I've been thinking today about fathers in my life. My own father has gone on to his reward, and I have shared memories about him here before. When he passed away, my father-in-law (Papaw) hugged me close, and said, "You're not fatherless. As long as I'm alive, you still have a daddy." But these two men, precious and dear as they are to me, are not the only fathers I have known.
Uncle Jim taught me a little bit about earning an honest dollar, hauling hay.
Uncle Hardy taught me the consequences of throwing pear cores at his old sow who had a litter of piglets and a terrible temper.
Uncle Grady taught us that jumping off the dock into a floating inner tube was not likely to be successful, but he let us try it any way.
Uncle J.P. played Grandpa's fiddle for us.
My daddy told me about his daddy, the farmer/preacher, and his twelve kids.
My grandmother told me about my granddaddy, who tied a rope to the churn handle and the other end to the porch swing so he could rock the twins to sleep while he churned.

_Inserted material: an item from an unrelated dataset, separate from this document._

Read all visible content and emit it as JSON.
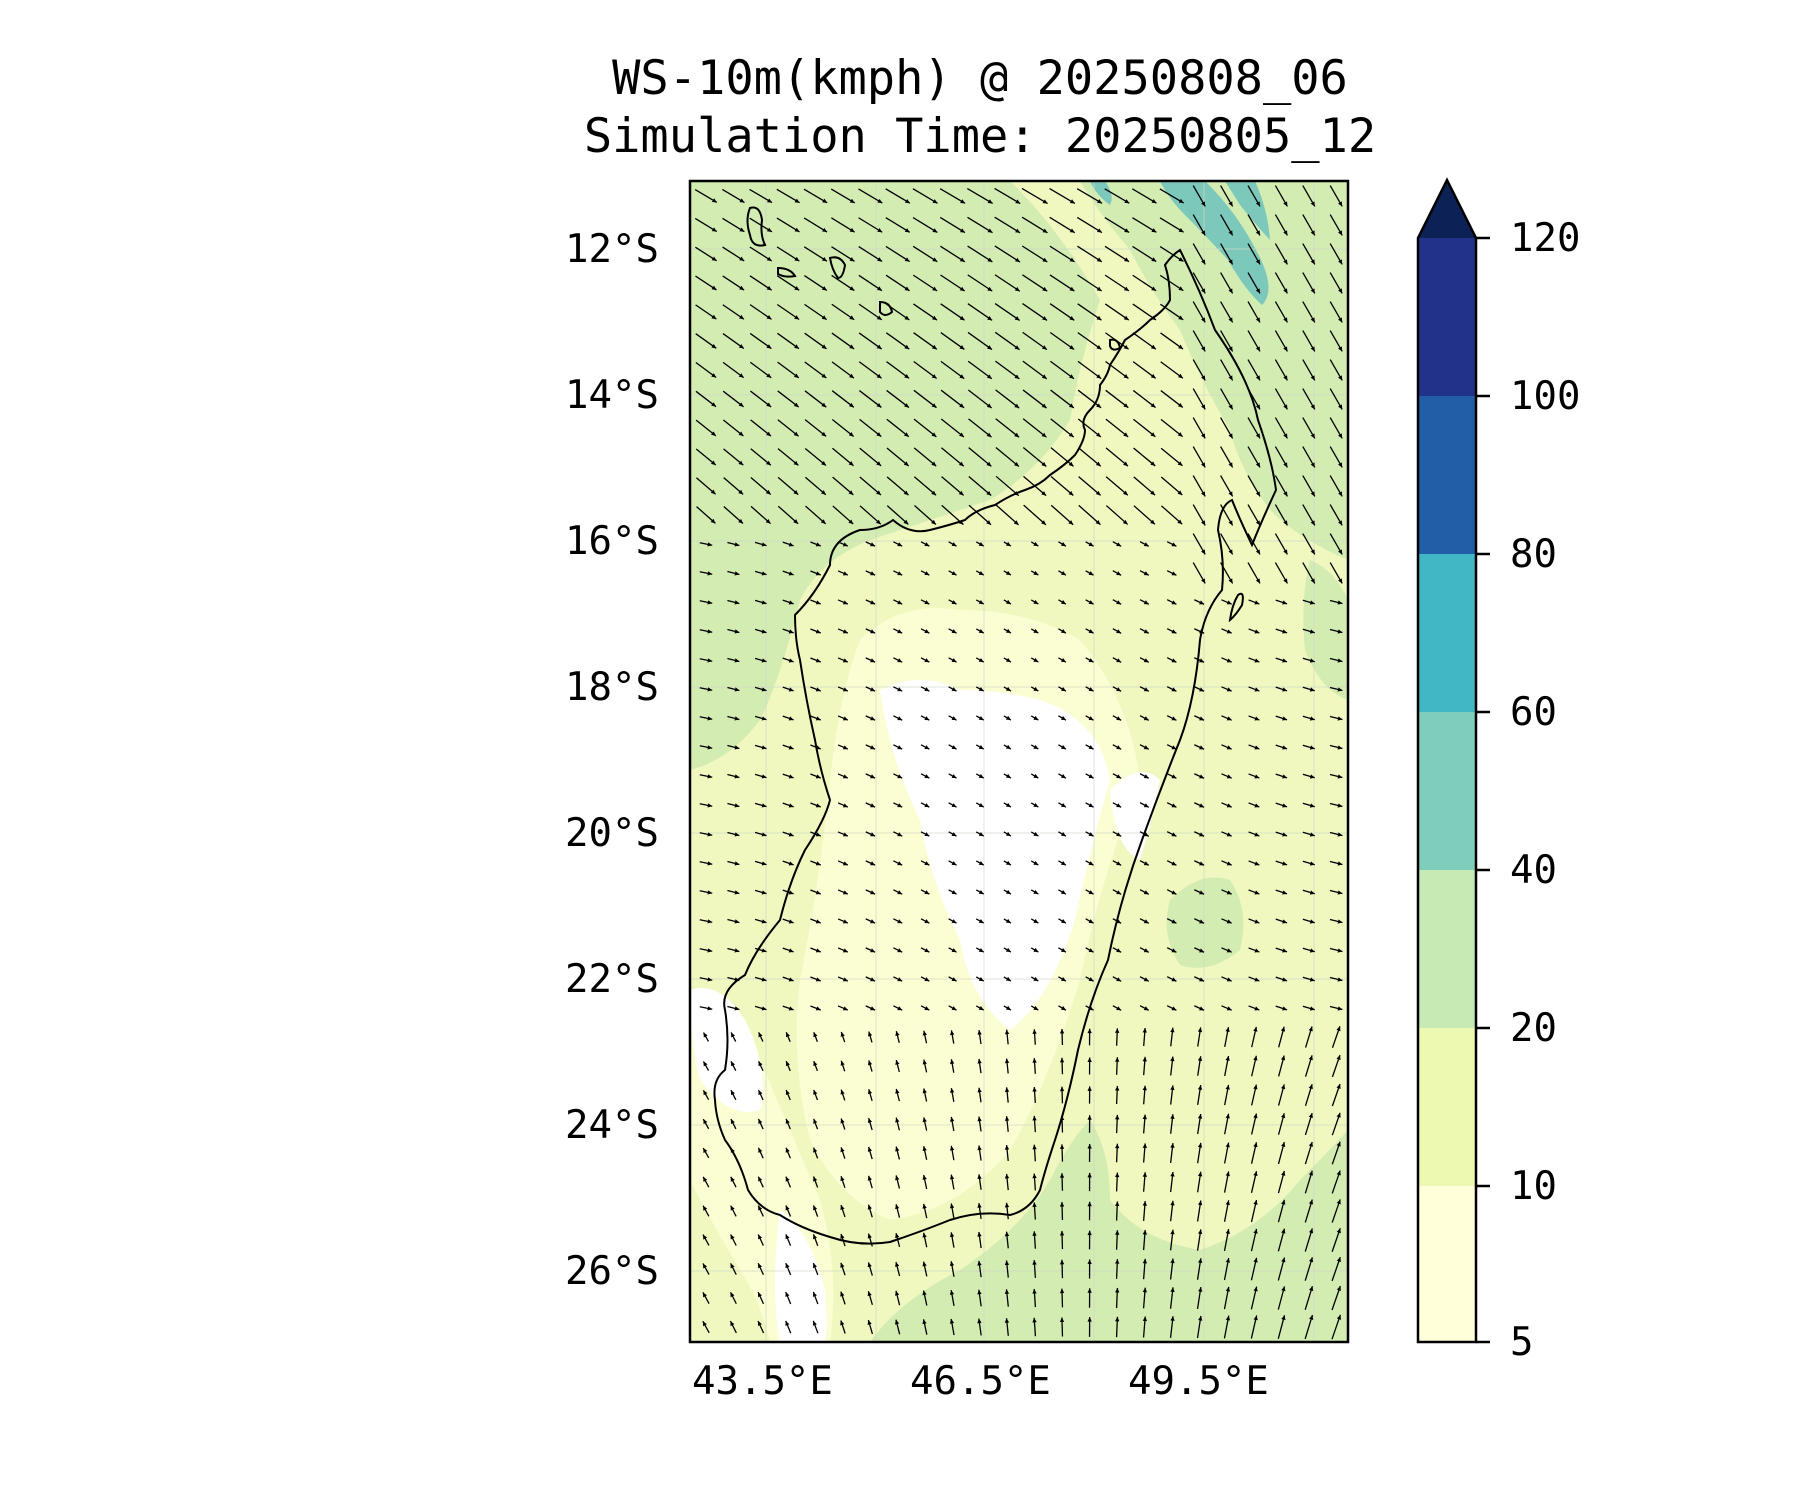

Our sons, at play with our grandchildren, let us relive our own babies' little growin'.
My husband and our son prayed at the altar this morning during church.
I held hands with my husband, the father of our children, as we watched our grandson's baptism this morning.
Being a daddy is hard sometimes, especially when a child seems determined to take a wrong turning, and daddy has to watch his child stray.
Being a daddy is wonderful, especially when grown up children call home just to say Happy Father's Day.
So many men. So many different ways of fathering. Each an echo, a reflection, of our heavenly Father's love.
Papaw was right. I will never be fatherless, because the dear God and Father of us all is my father too.